Леля в ужасе закрыла лицо рукавами серого тюремного халата.

Выстрелят! Сейчас выстрелят!

— Конвой! — железным голосом проговорил в телефонную трубку следователь и прибавил, наверно, обращаясь опять к Олегу: — В «шанхай» и в карцер опять захотел?

Послышались тяжелые шаги конвоя, который был, по-видимому, наготове, поблизости.

— В карцер его! Хлеб и вода; синий свет; койку не откидывать вовсе! — отчеканил ледяной голос.

Леля открыла лицо, провожая глазами Олега; жесткий кулак ударил ей в висок, так, что она пошатнулась и вскрикнула. Олег стремительно повернулся было на этот полный испуга и ужаса вопль, но конвойные поспешно вытолкали его, схватив за локти и плечи.

— А ну-ка пойдем со мной! — зашипел следователь почти над ухом Лели. Обычно ее уводил обратно в камеру конвой, но в этот раз он не вызывал конвоя — они повели ее сами.

«Только бы не изнасиловали! только бы не «шанхай»!» — думала она и следовала за ними, исподлобья с детским страхом взглядывая на них и то и дело нагибаясь, чтобы подтянуть большие, грубые, белесные чулки — а они опять спускались, ведь чулочный пояс был отобран.

Камера внизу, в подвале: полутьма, стол, два стула, настольная лампа, коммутатор. Она еще не бывала здесь. Следователь, крикнул кому-то: «Пожалуйте!» И вошел человек — широкоплечий, с тупым, свирепым лицом; следователь сказал ему: «Вот всыпьте сколько потребуется», — взял газету и сел; человек схватил длинный хлыст и опустил его в воду… Леля с ужасом следила за ним глазами… Он размахнулся и изо всех сил хлестнул ее по худеньким плечикам и нежной груди! Кричать? Да ведь никто не придет на крик — он никого не удивит и не испугает!

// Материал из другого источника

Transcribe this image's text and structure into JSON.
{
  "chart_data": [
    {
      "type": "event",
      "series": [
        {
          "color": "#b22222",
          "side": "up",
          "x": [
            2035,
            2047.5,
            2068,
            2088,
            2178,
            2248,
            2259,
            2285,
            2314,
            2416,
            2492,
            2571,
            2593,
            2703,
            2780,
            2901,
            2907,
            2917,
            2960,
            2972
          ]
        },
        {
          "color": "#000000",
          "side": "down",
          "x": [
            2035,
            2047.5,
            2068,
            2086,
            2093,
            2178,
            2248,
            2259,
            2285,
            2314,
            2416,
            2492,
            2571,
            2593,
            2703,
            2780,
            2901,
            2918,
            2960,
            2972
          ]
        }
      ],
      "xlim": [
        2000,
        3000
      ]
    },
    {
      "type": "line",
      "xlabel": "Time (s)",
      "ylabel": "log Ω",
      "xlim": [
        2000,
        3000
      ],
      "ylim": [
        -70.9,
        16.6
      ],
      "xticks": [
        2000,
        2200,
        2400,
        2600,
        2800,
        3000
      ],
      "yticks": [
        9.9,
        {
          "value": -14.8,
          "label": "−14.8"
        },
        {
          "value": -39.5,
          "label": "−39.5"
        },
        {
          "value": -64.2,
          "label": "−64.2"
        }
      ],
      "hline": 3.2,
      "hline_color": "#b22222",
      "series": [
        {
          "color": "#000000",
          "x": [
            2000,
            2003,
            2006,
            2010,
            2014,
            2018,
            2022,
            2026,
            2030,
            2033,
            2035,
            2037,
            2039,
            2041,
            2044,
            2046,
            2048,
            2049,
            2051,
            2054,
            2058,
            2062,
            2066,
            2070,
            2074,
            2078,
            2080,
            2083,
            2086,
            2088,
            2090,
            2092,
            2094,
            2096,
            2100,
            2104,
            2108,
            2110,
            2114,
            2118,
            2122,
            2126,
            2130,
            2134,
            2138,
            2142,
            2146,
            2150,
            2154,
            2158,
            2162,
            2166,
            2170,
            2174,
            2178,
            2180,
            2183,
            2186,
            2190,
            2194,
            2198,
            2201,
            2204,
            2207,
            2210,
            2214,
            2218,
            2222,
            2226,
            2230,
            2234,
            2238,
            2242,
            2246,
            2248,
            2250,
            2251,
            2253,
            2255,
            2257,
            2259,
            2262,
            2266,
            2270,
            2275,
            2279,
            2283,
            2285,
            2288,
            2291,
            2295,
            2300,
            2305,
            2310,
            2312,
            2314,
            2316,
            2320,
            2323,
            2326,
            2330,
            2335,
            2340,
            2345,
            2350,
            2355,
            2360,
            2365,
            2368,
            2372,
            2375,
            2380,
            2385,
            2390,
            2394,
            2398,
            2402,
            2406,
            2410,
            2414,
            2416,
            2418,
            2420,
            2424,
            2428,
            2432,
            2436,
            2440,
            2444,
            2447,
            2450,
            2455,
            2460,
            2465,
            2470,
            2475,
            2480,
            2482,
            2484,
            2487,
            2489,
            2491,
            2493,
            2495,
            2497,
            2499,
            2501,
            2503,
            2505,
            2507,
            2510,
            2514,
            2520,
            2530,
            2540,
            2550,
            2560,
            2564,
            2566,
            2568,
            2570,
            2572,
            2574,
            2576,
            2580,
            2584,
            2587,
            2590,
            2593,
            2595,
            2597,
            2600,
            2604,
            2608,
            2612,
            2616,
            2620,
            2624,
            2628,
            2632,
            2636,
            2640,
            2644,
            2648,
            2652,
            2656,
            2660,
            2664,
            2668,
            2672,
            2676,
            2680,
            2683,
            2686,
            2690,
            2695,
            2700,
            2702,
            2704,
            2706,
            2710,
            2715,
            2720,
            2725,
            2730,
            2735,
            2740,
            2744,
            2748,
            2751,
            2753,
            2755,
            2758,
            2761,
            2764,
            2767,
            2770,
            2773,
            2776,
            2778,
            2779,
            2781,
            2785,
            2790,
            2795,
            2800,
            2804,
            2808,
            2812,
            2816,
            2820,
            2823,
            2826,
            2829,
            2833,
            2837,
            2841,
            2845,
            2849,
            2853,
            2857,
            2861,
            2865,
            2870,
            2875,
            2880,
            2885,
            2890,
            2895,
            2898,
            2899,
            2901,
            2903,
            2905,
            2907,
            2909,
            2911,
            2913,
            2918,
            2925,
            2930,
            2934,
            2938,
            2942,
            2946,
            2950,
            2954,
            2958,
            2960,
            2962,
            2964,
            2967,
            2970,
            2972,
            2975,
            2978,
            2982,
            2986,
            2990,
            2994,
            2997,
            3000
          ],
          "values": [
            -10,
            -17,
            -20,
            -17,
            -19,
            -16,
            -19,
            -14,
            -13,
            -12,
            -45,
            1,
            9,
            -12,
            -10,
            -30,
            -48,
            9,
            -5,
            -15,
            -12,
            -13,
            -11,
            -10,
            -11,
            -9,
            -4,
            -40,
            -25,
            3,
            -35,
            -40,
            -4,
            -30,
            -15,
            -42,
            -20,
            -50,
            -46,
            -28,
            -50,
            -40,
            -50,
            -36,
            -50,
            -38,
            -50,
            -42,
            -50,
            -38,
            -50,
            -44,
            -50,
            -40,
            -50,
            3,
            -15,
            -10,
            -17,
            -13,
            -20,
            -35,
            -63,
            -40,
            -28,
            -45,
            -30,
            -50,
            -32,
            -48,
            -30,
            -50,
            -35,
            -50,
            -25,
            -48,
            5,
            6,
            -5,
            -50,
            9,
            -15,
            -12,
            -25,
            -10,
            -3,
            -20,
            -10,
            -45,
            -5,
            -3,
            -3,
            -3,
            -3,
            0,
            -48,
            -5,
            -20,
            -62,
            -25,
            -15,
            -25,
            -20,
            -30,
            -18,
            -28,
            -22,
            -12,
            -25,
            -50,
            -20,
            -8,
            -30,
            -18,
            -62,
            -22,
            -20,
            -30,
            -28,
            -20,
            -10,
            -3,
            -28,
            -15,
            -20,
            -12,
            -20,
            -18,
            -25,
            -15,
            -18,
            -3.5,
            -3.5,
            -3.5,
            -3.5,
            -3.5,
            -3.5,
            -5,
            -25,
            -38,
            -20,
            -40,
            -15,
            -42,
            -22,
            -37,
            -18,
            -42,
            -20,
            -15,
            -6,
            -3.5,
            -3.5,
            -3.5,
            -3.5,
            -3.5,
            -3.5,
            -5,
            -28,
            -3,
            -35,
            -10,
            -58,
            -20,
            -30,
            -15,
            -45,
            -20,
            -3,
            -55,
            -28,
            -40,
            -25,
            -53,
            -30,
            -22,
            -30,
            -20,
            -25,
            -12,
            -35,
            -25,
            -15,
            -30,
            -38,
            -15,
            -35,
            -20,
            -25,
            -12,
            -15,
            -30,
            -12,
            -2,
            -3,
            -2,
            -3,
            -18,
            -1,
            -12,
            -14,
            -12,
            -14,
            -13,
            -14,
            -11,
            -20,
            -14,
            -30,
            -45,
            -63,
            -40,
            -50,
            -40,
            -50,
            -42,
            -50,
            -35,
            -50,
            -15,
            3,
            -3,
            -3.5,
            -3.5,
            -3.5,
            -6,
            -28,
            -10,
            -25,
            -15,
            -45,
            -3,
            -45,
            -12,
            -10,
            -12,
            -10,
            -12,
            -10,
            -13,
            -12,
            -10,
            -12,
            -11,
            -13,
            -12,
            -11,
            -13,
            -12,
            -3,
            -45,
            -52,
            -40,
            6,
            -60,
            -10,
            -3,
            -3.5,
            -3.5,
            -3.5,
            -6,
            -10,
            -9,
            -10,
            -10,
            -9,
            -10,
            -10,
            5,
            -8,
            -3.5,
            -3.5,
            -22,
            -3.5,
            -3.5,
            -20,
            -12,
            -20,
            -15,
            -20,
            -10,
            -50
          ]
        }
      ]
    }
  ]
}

Только когда Леля лежала уже на полу, следователь, наконец, сказал:

— Ну, как будто бы и довольно! — и махнул рукой страшному человеку, чтобы тот вышел, а сам зажег настольную лампу. — Вот обвинительный акт; здесь зафиксированы собственные твои признания в том, что ты покрывала классового врага. Даю четверть часа на ознакомление и чтобы все было подписано или я сгною тебя в лагере. К столу! Быстро!

Изнемогая от страха, боли и усталости, Леля послушно подписала. Шатаясь и держась за стены, она приплелась обратно в камеру и легла на свою койку, но окрик надзирательницы тотчас же вывел ее из небытия. Она не шевельнулась и только, зябко передернув плечами, поправила на себе пальто, которым закрывалась, как будто желая спрятаться. Женщина окликнула второй раз, после чего вбежала в камеру:

— Встанешь ли ты наконец?

Леля повела на нее глазами, под которыми лежали черные тени, и не шевельнулась.

— Ну, что ж ты, оглохла, что ли? — крикнула та.

— Не могу, не встану.

— Как не встанешь? Не финтить тут! За неповеновение — карцер! Послушайся лучше добром.

— Нет, все равно не встану… не могу! — и Леля опять уронила голову. Начинался озноб; зубы стучали, ухо ныло — от ударов или от простуды, она сама не знала. Надзирательница постояла над ней и вышла. Часа через два дверь открылась, и Леля увидела незнакомую женщину в белом халате. У нее было необыкновенно длинное лицо и тяжелая нижняя челюсть, во всем облике ее было что-то лошадиное. Леля не знала, что женщина эта, исполнявшая обязанности врача, уже давно получила между заключенными кличку «Лошадь».

— На что вы жалуетесь? — спросила Лошадь.

Леля села на койке.

— Избита. Грудь и плечи. Ухо тоже болит.

— Покажите. — Голос звучал официально: ни удивления, ни сострадания. Дело, по-видимому, было привычное, Леля обнажила лилово-синие подтеки.

— Свинцовые примочки и «solux», — сказала Лошадь, поворачиваясь к двери.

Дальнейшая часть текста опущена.